Julian Carter is the chair of the Critical Studies program and teaches in the Visual and Critical Studies program. Check out his work The Heart of Whiteness: Normal Sexuality and Race in America, 1880–1940 and his ongoing work, The Transgenderational Touch Project.
Jacqueline Francis is the chair of the Visual and Critical Studies program and also teaches in the Sculpture program. She wrote Making Race: Modernism and “Racial Art” in America and co-edited Romare Bearden: American Modernist. She’s now working on a book about African-American artists who took part in federally funded art programs in the 1930s and whose work helped shaped the emerging art market in the United States in the 1940s.
Tirza Latimer is the interim chair of the Visual Studies program and an associate professor in the Visual and Critical Studies program. She co-wrote Seeing Gertrude Stein: Five Stories with the art historian Wanda Corn, which won a Stonewall Book Award from the American Library Association in the nonfiction category. Her latest book, Eccentric Modernisms: Making Differences in the History of American Art, won a Wyeth Foundation for American Art Publication Grant.
Speaking of creating art, what’s the best artistic advice you’ve ever been given?
Brainstorm. Follow your intuition. Art doesn’t have to “look smart.” Trust that what you’ve learned can emerge in your work in sensory and nondidactic ways.
And one more. What’s your top recommendation for something unusual to do in the Bay Area?

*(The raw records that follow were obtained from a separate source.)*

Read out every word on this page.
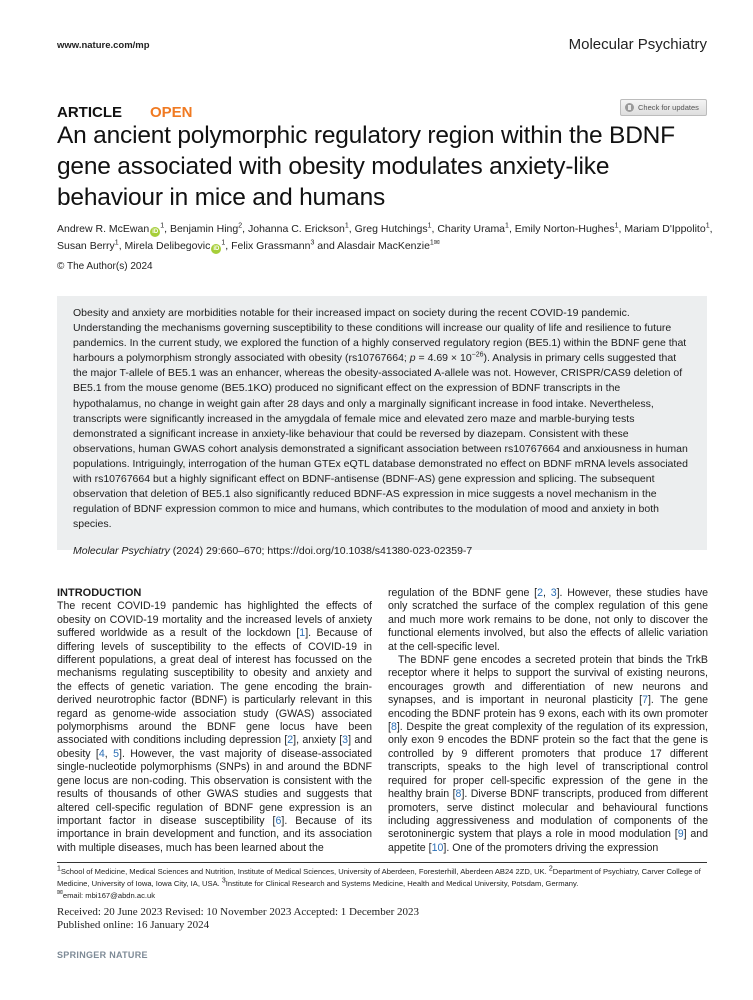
www.nature.com/mp	Molecular Psychiatry
ARTICLE OPEN	Check for updates
An ancient polymorphic regulatory region within the BDNF gene associated with obesity modulates anxiety-like behaviour in mice and humans
Andrew R. McEwan $iD^1$, Benjamin Hing$^2$, Johanna C. Erickson$^1$, Greg Hutchings$^1$, Charity Urama$^1$, Emily Norton-Hughes$^1$, Mariam D'Ippolito$^1$, Susan Berry$^1$, Mirela Delibegovic $iD^1$, Felix Grassmann$^3$ and Alasdair MacKenzie$^{1✉}$
© The Author(s) 2024
Obesity and anxiety are morbidities notable for their increased impact on society during the recent COVID-19 pandemic. Understanding the mechanisms governing susceptibility to these conditions will increase our quality of life and resilience to future pandemics. In the current study, we explored the function of a highly conserved regulatory region (BE5.1) within the BDNF gene that harbours a polymorphism strongly associated with obesity (rs10767664; $p = 4.69 \times 10^{-26}$). Analysis in primary cells suggested that the major T-allele of BE5.1 was an enhancer, whereas the obesity-associated A-allele was not. However, CRISPR/CAS9 deletion of BE5.1 from the mouse genome (BE5.1KO) produced no significant effect on the expression of BDNF transcripts in the hypothalamus, no change in weight gain after 28 days and only a marginally significant increase in food intake. Nevertheless, transcripts were significantly increased in the amygdala of female mice and elevated zero maze and marble-burying tests demonstrated a significant increase in anxiety-like behaviour that could be reversed by diazepam. Consistent with these observations, human GWAS cohort analysis demonstrated a significant association between rs10767664 and anxiousness in human populations. Intriguingly, interrogation of the human GTEx eQTL database demonstrated no effect on BDNF mRNA levels associated with rs10767664 but a highly significant effect on BDNF-antisense (BDNF-AS) gene expression and splicing. The subsequent observation that deletion of BE5.1 also significantly reduced BDNF-AS expression in mice suggests a novel mechanism in the regulation of BDNF expression common to mice and humans, which contributes to the modulation of mood and anxiety in both species.
Molecular Psychiatry (2024) 29:660–670; https://doi.org/10.1038/s41380-023-02359-7
INTRODUCTION
The recent COVID-19 pandemic has highlighted the effects of obesity on COVID-19 mortality and the increased levels of anxiety suffered worldwide as a result of the lockdown [1]. Because of differing levels of susceptibility to the effects of COVID-19 in different populations, a great deal of interest has focussed on the mechanisms regulating susceptibility to obesity and anxiety and the effects of genetic variation. The gene encoding the brain-derived neurotrophic factor (BDNF) is particularly relevant in this regard as genome-wide association study (GWAS) associated polymorphisms around the BDNF gene locus have been associated with conditions including depression [2], anxiety [3] and obesity [4, 5]. However, the vast majority of disease-associated single-nucleotide polymorphisms (SNPs) in and around the BDNF gene locus are non-coding. This observation is consistent with the results of thousands of other GWAS studies and suggests that altered cell-specific regulation of BDNF gene expression is an important factor in disease susceptibility [6]. Because of its importance in brain development and function, and its association with multiple diseases, much has been learned about the
regulation of the BDNF gene [2, 3]. However, these studies have only scratched the surface of the complex regulation of this gene and much more work remains to be done, not only to discover the functional elements involved, but also the effects of allelic variation at the cell-specific level.
The BDNF gene encodes a secreted protein that binds the TrkB receptor where it helps to support the survival of existing neurons, encourages growth and differentiation of new neurons and synapses, and is important in neuronal plasticity [7]. The gene encoding the BDNF protein has 9 exons, each with its own promoter [8]. Despite the great complexity of the regulation of its expression, only exon 9 encodes the BDNF protein so the fact that the gene is controlled by 9 different promoters that produce 17 different transcripts, speaks to the high level of transcriptional control required for proper cell-specific expression of the gene in the healthy brain [8]. Diverse BDNF transcripts, produced from different promoters, serve distinct molecular and behavioural functions including aggressiveness and modulation of components of the serotoninergic system that plays a role in mood modulation [9] and appetite [10]. One of the promoters driving the expression
$^1$School of Medicine, Medical Sciences and Nutrition, Institute of Medical Sciences, University of Aberdeen, Foresterhill, Aberdeen AB24 2ZD, UK. $^2$Department of Psychiatry, Carver College of Medicine, University of Iowa, Iowa City, IA, USA. $^3$Institute for Clinical Research and Systems Medicine, Health and Medical University, Potsdam, Germany.
✉email: mbi167@abdn.ac.uk
Received: 20 June 2023 Revised: 10 November 2023 Accepted: 1 December 2023
Published online: 16 January 2024
SPRINGER NATURE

Go to Audium! It’s a small theater at Bush and Franklin that broadcasts “sound sculptures” from 169 speakers. You sit in complete darkness on Friday or Saturday nights and the sound whooshes through you. It’s almost all found sound—kids playing in a park, the sounds of the ocean, or the train. It’s totally amazing. And lots of rules, like you have to show up on time. But it’s one of my absolute favorites.